Hey just because I hide out stalking the dump and have only the finest things at my disposal, I’ll bet you think I lead a plush and whiney, Wonder-bread kind of life? Oh sure my GLUTEens are a bit bigger, softy white, and definitely more airy than yours from leisurely lounging and constantly eating carbs. But what you don’t know is it still takes some determination, and a lot of sweat to pound back buckets of hillbilly fried food and 180 proof Mountain Dew every day.
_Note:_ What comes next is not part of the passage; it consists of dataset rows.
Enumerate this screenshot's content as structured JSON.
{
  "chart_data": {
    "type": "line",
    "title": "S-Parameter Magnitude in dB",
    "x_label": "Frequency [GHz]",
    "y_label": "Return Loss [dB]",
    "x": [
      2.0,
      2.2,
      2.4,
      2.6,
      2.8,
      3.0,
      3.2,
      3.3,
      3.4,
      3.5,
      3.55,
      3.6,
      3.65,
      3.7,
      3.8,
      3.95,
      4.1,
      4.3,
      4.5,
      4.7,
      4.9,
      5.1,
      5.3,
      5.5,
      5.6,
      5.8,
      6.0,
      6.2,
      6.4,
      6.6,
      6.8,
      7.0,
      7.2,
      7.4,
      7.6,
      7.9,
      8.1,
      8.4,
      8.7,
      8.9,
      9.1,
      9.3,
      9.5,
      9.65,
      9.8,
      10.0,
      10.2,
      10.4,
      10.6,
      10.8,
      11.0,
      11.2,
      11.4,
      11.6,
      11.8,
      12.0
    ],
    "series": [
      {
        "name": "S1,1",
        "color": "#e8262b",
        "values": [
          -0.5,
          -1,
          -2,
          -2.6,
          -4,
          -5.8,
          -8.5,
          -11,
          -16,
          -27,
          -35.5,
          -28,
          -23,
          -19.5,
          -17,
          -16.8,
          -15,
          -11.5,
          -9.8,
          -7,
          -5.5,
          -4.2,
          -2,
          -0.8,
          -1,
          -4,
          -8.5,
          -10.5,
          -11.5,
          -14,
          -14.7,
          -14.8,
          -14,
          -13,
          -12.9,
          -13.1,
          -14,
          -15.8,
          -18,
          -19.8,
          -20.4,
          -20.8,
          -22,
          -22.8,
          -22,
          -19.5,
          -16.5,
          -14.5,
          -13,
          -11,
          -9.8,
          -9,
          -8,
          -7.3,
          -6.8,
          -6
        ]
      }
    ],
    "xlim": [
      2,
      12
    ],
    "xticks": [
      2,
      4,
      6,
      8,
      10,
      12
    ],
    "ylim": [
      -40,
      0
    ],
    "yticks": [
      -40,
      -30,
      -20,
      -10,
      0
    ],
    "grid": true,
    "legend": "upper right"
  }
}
While it’s true that being raised with chupacabra and silent but deadly lambs near mountains of recycled cans buys a lot of creature comforts and wiry hair products, I have trials in my life just like every other inmate out there. For example, I am not good with straws or other stuff that sucks. I can never get the paper off straws so regardless of my choice of beverage, I get chunks of unsavory wrapping paper ‘Boba’ in my craw too. Since straws stick up so far out of the drinks, I will rarely remember this fact and begin my advance to the rim for a swig and get poked in the eye. While that is painful in the direct sense, it is far less of a concern than the fact that before this violation, I was just poked up the SCHNOZZ too!
Generally I revel in the labor saving jiggles and gyrating gymnastics of my bountiful bevy of hovel-hold appliances. However, vacuums and I are mortal enemies. Like those pesky escargot, they leave tracks all over my carpets and do unspeakable things to rugs, bugs, and dental floss. I can’t tell you how many bags of cobweb flotsam I have had to swim through to find an earring, penny, or flavorful Starburst candy. I know these ‘dust cup’ British vacs are all the rage now because apparently bag vacs cost too much and suck way less. Well I don’t know about you but honestly I'm not convinced - after all,when is the last time anything GOOD ever came out of a hot and sweaty Brit’s junk-cup?
So you see I’m not really a ‘high-liver’ and DO have significant problems like everyone else which are just as important as weighty politics and Angelina Jolie’s marital status. No, life behind padded white walls and a kink-free leather mask is not as perfect as you might think. Truly every day is a real challenge to decide between the sweet green bean pudding or pureed fruit cup for dessert. Like butterflies that are free however, I have learned to keep my proboscis clean and simply ‘suck it up’ when it comes to adversity and life’s bad nectar. Unless there is a real straw that’s involved of course – just my luck; ‘yup’ those fava beans abruptly get stuck when I snuff 'em up -YUUUCK!